Noch bis Dienstag (26. September) lässt Russland die Referenden abhalten. Die einheimische Bevölkerung fürchtet durch die Ergebnisse weitere Repression.

Frankfurt – Nach nunmehr sieben Monaten des Ukraine-Kriegs befürchten viele Einwohner:innen in den von Russland besetzten Gebieten weitere Repressionen. Bereits vor Ende der aktuell durchgeführten Schein-Referenden kommt es aus Angst vor den Ergebnissen zu einer Fluchtbewegung in den besetzten Gebieten.

Die Angst bezieht sich darauf, gewaltsam zur Abstimmung gezwungen zu werden und im Falle eines von Russland gewünschten Ergebnis im schlimmsten Falle in die russische Armee eingezogen zu werden.

Russlands Referenden – Angst vor Einberufung in die russische Armee wächst

Auch der Gouverneur von Luhansk, Serhiy Haidai, der die Region bereits verlassen hat, weist auf die Gefahr hin, dass die Russen durch die Teilmobilmachung in Russland auch in den besetzten Gebieten in der Ukraine die Männer zum Militärdienst einziehen würden. „Die Russen benutzen dieses Pseudo-Referendum als Vorwand, für bewaffnete Leute, um Wohnungen zu besuchen und nach verbliebenen Männern zu suchen“.

Diese Sorge wird auch in der Zivilbevölkerung geteilt. Gegenüber dem britischen Independent äußert sich Petro Kobernik in einem Telefoninterview. Der 31-Jährige, der im südukrainischen Cherson zu Hause war, verließ die von Russland besetzte Stadt kurz vor Beginn der Abstimmung am Freitag. Die Aussicht, unter dem russischen Regime zu leben, und der eskalierende Krieg hätten ihn dazu bewogen.
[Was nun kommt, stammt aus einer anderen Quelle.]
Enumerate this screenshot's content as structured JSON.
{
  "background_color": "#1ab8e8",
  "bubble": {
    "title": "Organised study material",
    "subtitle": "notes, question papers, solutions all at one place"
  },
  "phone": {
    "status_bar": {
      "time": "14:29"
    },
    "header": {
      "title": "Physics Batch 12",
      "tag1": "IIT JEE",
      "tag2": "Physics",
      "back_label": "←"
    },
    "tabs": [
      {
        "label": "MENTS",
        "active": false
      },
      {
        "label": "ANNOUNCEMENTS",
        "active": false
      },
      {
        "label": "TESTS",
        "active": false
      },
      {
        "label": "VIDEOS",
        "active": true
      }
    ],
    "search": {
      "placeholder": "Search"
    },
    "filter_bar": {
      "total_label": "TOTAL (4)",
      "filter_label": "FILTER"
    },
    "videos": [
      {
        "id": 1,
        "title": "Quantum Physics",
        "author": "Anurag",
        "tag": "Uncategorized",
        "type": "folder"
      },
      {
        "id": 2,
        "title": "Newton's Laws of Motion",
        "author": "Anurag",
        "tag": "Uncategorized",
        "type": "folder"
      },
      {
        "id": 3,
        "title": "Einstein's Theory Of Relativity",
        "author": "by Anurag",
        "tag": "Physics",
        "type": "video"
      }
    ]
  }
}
Doch auch von anderer Seite droht den Einwohnern der Region laut Kobernik Gefahr. „Die Situation ändert sich schnell, und die Menschen fürchten, dass sie entweder vom russischen Militär oder von ukrainischen Guerillas und den vorrückenden ukrainischen Truppen angegriffen werden“.

Ein ähnliches Bild aus Angst und Verunsicherung zeichnet Marina Irkho, die sich ebenfalls per Telefon gegenüber dem Independent äußert: „Die Straßen sind leer, die Menschen bleiben zu Hause“, sagt die 38-jährige. „Niemand will, dass sie uns zu einem Teil Russlands erklären und unsere Männer zusammentreiben“. Laut ihr seien diejenigen, die aktiv für die Ukraine eintreten, geflüchtet oder untergetaucht. Viele der älteren Menschen, die in der Stadt verblieben sind, fühlten sich ebenso verängstigt.
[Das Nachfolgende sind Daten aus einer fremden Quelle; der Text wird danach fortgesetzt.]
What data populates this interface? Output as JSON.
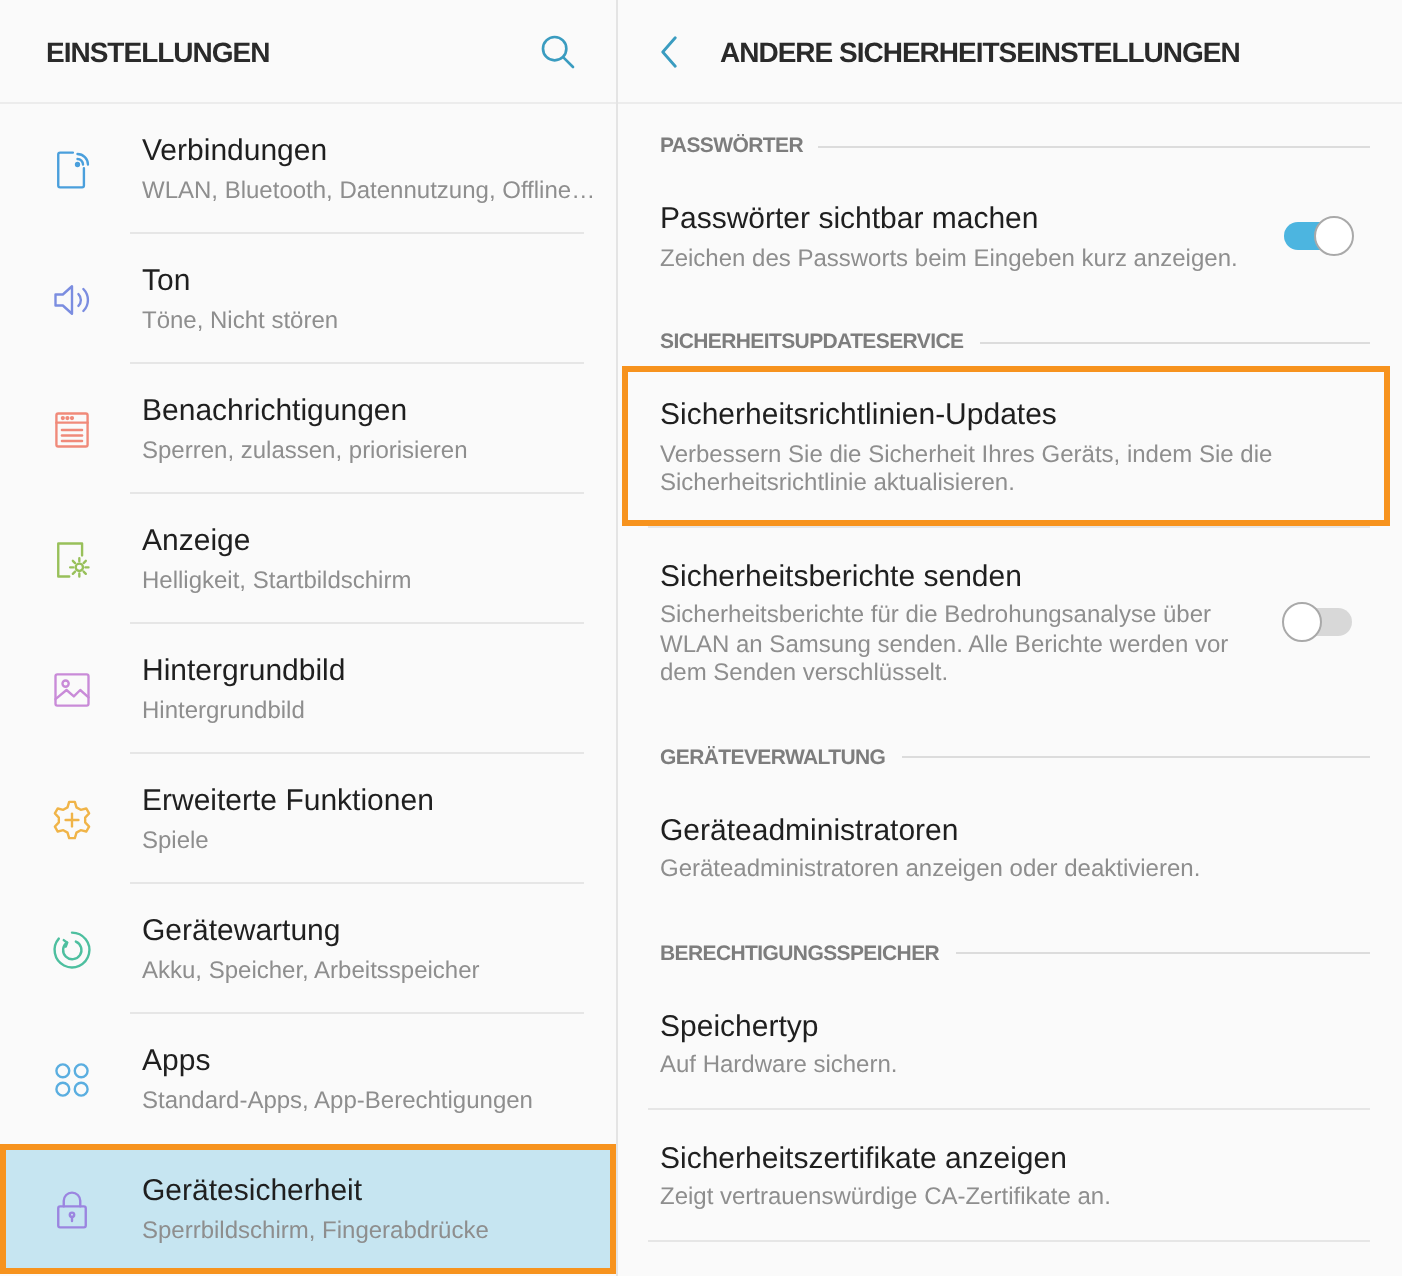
{
  "left_panel": {
    "title": "EINSTELLUNGEN",
    "items": [
      {
        "title": "Verbindungen",
        "subtitle": "WLAN, Bluetooth, Datennutzung, Offline…",
        "selected": false,
        "highlighted": false
      },
      {
        "title": "Ton",
        "subtitle": "Töne, Nicht stören",
        "selected": false,
        "highlighted": false
      },
      {
        "title": "Benachrichtigungen",
        "subtitle": "Sperren, zulassen, priorisieren",
        "selected": false,
        "highlighted": false
      },
      {
        "title": "Anzeige",
        "subtitle": "Helligkeit, Startbildschirm",
        "selected": false,
        "highlighted": false
      },
      {
        "title": "Hintergrundbild",
        "subtitle": "Hintergrundbild",
        "selected": false,
        "highlighted": false
      },
      {
        "title": "Erweiterte Funktionen",
        "subtitle": "Spiele",
        "selected": false,
        "highlighted": false
      },
      {
        "title": "Gerätewartung",
        "subtitle": "Akku, Speicher, Arbeitsspeicher",
        "selected": false,
        "highlighted": false
      },
      {
        "title": "Apps",
        "subtitle": "Standard-Apps, App-Berechtigungen",
        "selected": false,
        "highlighted": false
      },
      {
        "title": "Gerätesicherheit",
        "subtitle": "Sperrbildschirm, Fingerabdrücke",
        "selected": true,
        "highlighted": true
      }
    ]
  },
  "right_panel": {
    "title": "ANDERE SICHERHEITSEINSTELLUNGEN",
    "sections": [
      {
        "title": "PASSWÖRTER",
        "rows": [
          {
            "kind": "toggle",
            "title": "Passwörter sichtbar machen",
            "description": "Zeichen des Passworts beim Eingeben kurz anzeigen.",
            "on": true,
            "highlighted": false
          }
        ]
      },
      {
        "title": "SICHERHEITSUPDATESERVICE",
        "rows": [
          {
            "kind": "plain",
            "title": "Sicherheitsrichtlinien-Updates",
            "description": "Verbessern Sie die Sicherheit Ihres Geräts, indem Sie die Sicherheitsrichtlinie aktualisieren.",
            "highlighted": true
          },
          {
            "kind": "toggle",
            "title": "Sicherheitsberichte senden",
            "description": "Sicherheitsberichte für die Bedrohungsanalyse über WLAN an Samsung senden. Alle Berichte werden vor dem Senden verschlüsselt.",
            "on": false,
            "highlighted": false
          }
        ]
      },
      {
        "title": "GERÄTEVERWALTUNG",
        "rows": [
          {
            "kind": "plain",
            "title": "Geräteadministratoren",
            "description": "Geräteadministratoren anzeigen oder deaktivieren.",
            "highlighted": false
          }
        ]
      },
      {
        "title": "BERECHTIGUNGSSPEICHER",
        "rows": [
          {
            "kind": "plain",
            "title": "Speichertyp",
            "description": "Auf Hardware sichern.",
            "highlighted": false
          },
          {
            "kind": "plain",
            "title": "Sicherheitszertifikate anzeigen",
            "description": "Zeigt vertrauenswürdige CA-Zertifikate an.",
            "highlighted": false
          }
        ]
      }
    ]
  }
}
Die ukrainischen Behörden wiesen die Bewohner der vier, zum Teil vollständig besetzten Regionen mit, dass ihnen bei Teilnahme an den Referenden strafrechtliche Verfolgung droht. Es wird ihnen geraten, die Regionen zu verlassen. Der so entstandene Druck von allen Seiten macht es der verbliebenen Bevölkerung in den Gebieten umso schwerer, sich korrekt zu verhalten, ohne sich in Gefahr zu bringen oder die Flucht zu ergreifen.
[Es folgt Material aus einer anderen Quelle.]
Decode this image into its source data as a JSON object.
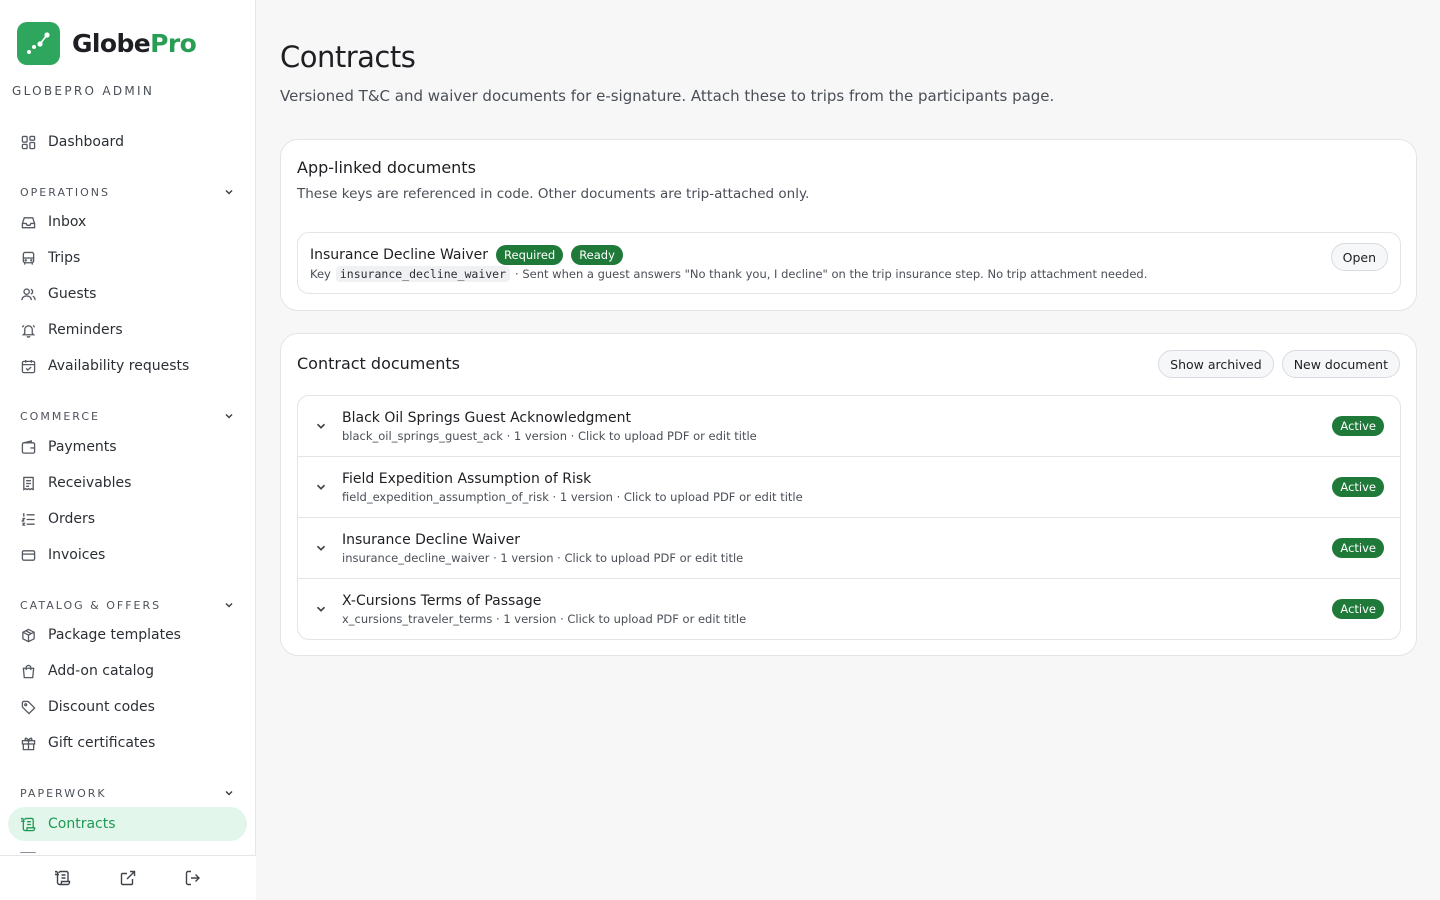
{
  "brand": {
    "name_part1": "Globe",
    "name_part2": "Pro",
    "admin_label": "GLOBEPRO ADMIN"
  },
  "sidebar": {
    "dashboard": "Dashboard",
    "sections": {
      "operations": "OPERATIONS",
      "commerce": "COMMERCE",
      "catalog": "CATALOG & OFFERS",
      "paperwork": "PAPERWORK"
    },
    "items": {
      "inbox": "Inbox",
      "trips": "Trips",
      "guests": "Guests",
      "reminders": "Reminders",
      "availability": "Availability requests",
      "payments": "Payments",
      "receivables": "Receivables",
      "orders": "Orders",
      "invoices": "Invoices",
      "package_templates": "Package templates",
      "addon_catalog": "Add-on catalog",
      "discount_codes": "Discount codes",
      "gift_certificates": "Gift certificates",
      "contracts": "Contracts"
    }
  },
  "page": {
    "title": "Contracts",
    "subtitle": "Versioned T&C and waiver documents for e-signature. Attach these to trips from the participants page."
  },
  "app_linked": {
    "title": "App-linked documents",
    "description": "These keys are referenced in code. Other documents are trip-attached only.",
    "doc": {
      "title": "Insurance Decline Waiver",
      "badge_required": "Required",
      "badge_ready": "Ready",
      "key_label": "Key",
      "key": "insurance_decline_waiver",
      "note": "· Sent when a guest answers \"No thank you, I decline\" on the trip insurance step. No trip attachment needed.",
      "open_label": "Open"
    }
  },
  "contract_docs": {
    "title": "Contract documents",
    "show_archived": "Show archived",
    "new_document": "New document",
    "rows": [
      {
        "title": "Black Oil Springs Guest Acknowledgment",
        "meta": "black_oil_springs_guest_ack · 1 version · Click to upload PDF or edit title",
        "status": "Active"
      },
      {
        "title": "Field Expedition Assumption of Risk",
        "meta": "field_expedition_assumption_of_risk · 1 version · Click to upload PDF or edit title",
        "status": "Active"
      },
      {
        "title": "Insurance Decline Waiver",
        "meta": "insurance_decline_waiver · 1 version · Click to upload PDF or edit title",
        "status": "Active"
      },
      {
        "title": "X-Cursions Terms of Passage",
        "meta": "x_cursions_traveler_terms · 1 version · Click to upload PDF or edit title",
        "status": "Active"
      }
    ]
  },
  "colors": {
    "accent": "#2fa65e",
    "badge": "#1f7a3a",
    "active_bg": "#e3f6ec"
  }
}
Schein-Referenden in der Ukraine – Besatzer geben sich siegessicher

Der von Russland eingesetzte Gouverneur in der Region Cherson, Wladimir Saldo, zeigt sich indes siegessicher. „Die Menschen warten darauf, sich Russland anzuschließen und wollen, dass dies so schnell wie möglich geschieht.“ teilte Saldo per Video-Botschaft mit. Auch die Versuche der ukrainischen Armee, die Abstimmungen militärisch zu stören, sieht er nicht als schwerwiegendes Problem.

Zwar müssten Sicherheitsfragen besprochen werden, aber man würde alles dafür tun, um die Abstimmung für Wählerinnen und Wähler, sowie die durchführenden Kräfte sicher zu gestalten. Die ukrainische Guerilla hat immer wieder Anschläge auf von Moskau eingesetzte Beamte in den besetzten Gebieten verübt.

Die Referenden, die von Kiew und seinen westlichen Verbündeten als manipuliert bezeichnet werden, finden seit Freitag (23. September) in den russisch kontrollierten Regionen Luhansk und Cherson sowie in den besetzten Gebieten der Regionen Donezk und Saporischschja statt. Sie werden weithin als Vorwand für eine Annexion angesehen, sodass zu erwarten ist, dass Moskau die Regionen schon bald als Bestandsteile der Russischen Föderation ansehen wird. (nki)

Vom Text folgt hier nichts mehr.